Greenwire (subs. req’d) reports today on Obama’s remarks at an SF fundraiser for Sen. Boxer (D-CA) and the Democratic Senatorial Campaign Committee. Here’s more:
“The fact of the matter is, is that not only do we have to revisit how these oil companies are operating … but we’ve also still got this overarching issue,” Obama said….
“Even if you hadn’t seen the catastrophe down in the Gulf, the reason that folks are now having to go down a mile deep into the ocean, and then another mile drilling into the ground below, that is because the easy oil fields and oil wells are gone, or they’re starting to diminish.”
He added, “That tells us that we’ve got to have a long-term energy strategy in this country. And we’ve got to start — we’ve got to start cultivating — we’ve got to start cultivating solar and wind and biodiesel. And we’ve got to increase energy efficiency across our economy in our buildings and our automobiles.”
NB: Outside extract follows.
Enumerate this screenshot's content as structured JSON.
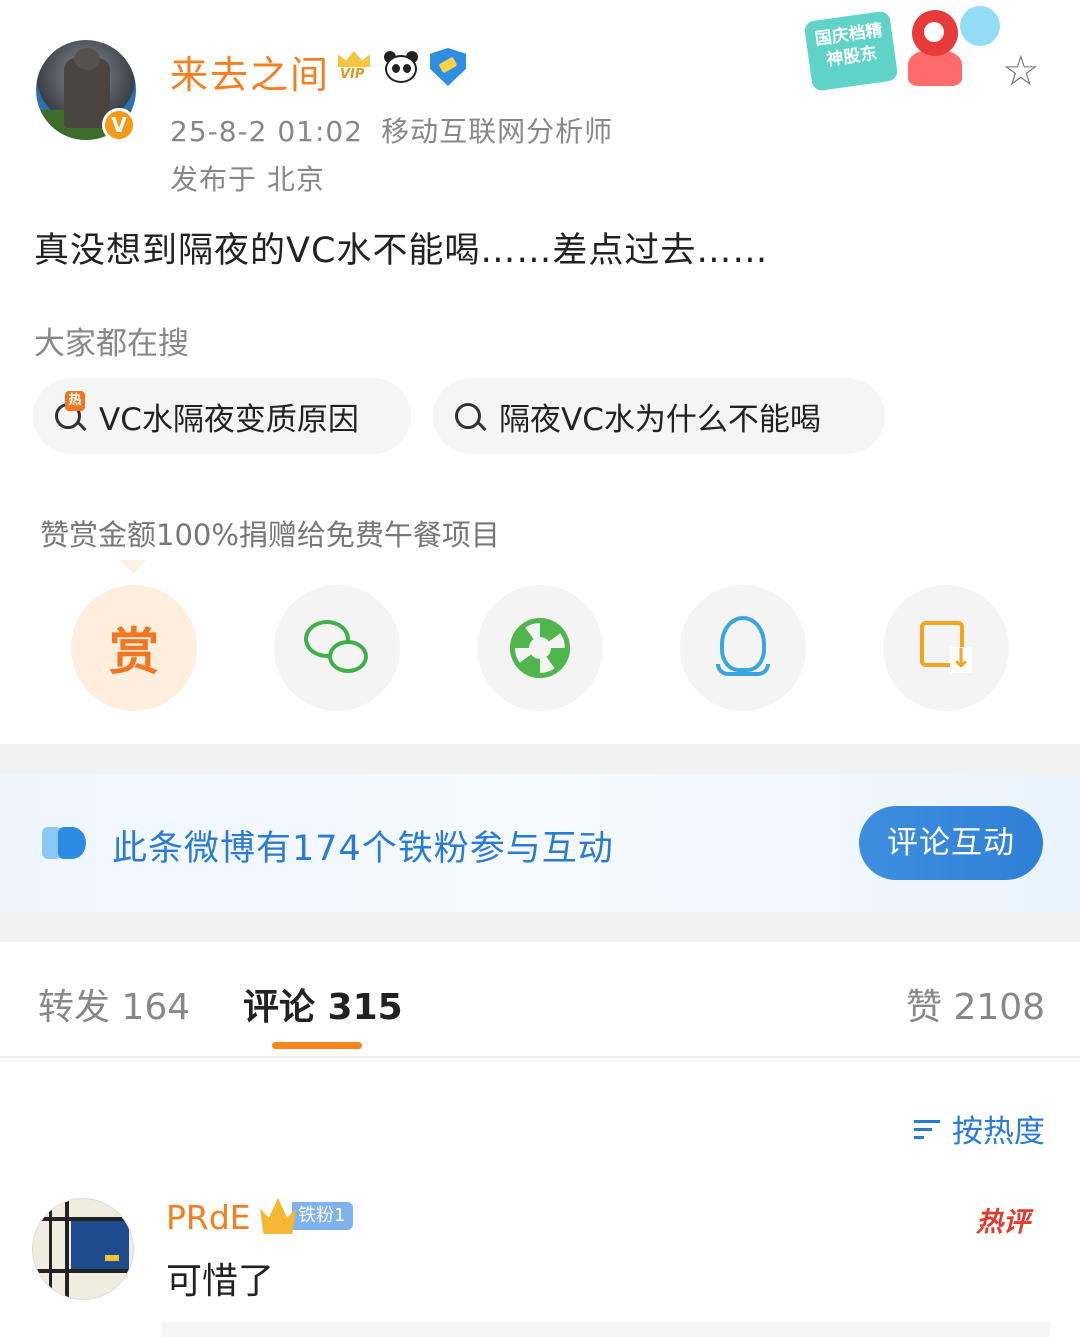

Obama spoke about the push for an energy and climate bill just hours after meeting with a skeptical Senate Republican conference on Capitol Hill where members — including Graham — urged him to pare back and try a less comprehensive approach because of uncertainties over the oil spill.
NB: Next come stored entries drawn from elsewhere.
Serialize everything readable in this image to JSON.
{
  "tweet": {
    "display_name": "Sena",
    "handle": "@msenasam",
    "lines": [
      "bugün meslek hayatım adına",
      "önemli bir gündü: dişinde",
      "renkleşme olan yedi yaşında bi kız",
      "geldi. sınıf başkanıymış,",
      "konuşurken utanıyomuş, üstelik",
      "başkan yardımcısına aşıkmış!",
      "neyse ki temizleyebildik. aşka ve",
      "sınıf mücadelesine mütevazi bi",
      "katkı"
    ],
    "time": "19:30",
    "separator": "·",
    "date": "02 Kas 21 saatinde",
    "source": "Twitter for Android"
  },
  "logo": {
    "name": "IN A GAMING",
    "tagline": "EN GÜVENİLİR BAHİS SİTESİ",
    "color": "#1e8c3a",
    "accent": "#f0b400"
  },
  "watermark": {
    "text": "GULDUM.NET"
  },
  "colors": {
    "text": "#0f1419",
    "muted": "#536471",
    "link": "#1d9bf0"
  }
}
Yes, Lindsey Graham, who has morphed from a bipartisan statesman to an incoherent pol mocked by his colleagues, has now become the incredible shrinking man, on his way to becoming a truly de minimis politician:
“On energy and climate, the way you move forward is you have a comprehensive approach you can sell, and I don’t think many people believe that the oil spill has helped to get more voters on offshore drilling,” Graham told reporters after the meeting with Obama. “It’s made it a harder climb, so let’s do smaller versions of an energy, climate bill.”
Let’s do a teeny-weeny, itsy-bitsy energy bill that just opens up the South Carolina coast to drilling — and only by BP — okay?
Here, on the other hand, is the Senate majority leader today on the Senate floor:
The bill can’t move forward without some Republican cosponsor. Since that does not appear to be Graham ( though I would expect he’d vote for the final bill if it made it that far), and since Sen. Cantwell has given Sen. Collins (R-ME) all the cover she needs to abandon her long-standing commitment to climate action, that leaves Sen. Snowe (R-ME), who did not prove terribly reliable during the healthcare debate, but who certainly understands the threat of anthropogenic global warming.
Sad, really, that this most modest, market-0riented climate bill, which would easily get 60 votes if Republicans were not hell-bent on denying Obama any victories that might show he is a bipartisan leader who can solve problems, may well wither on the vine.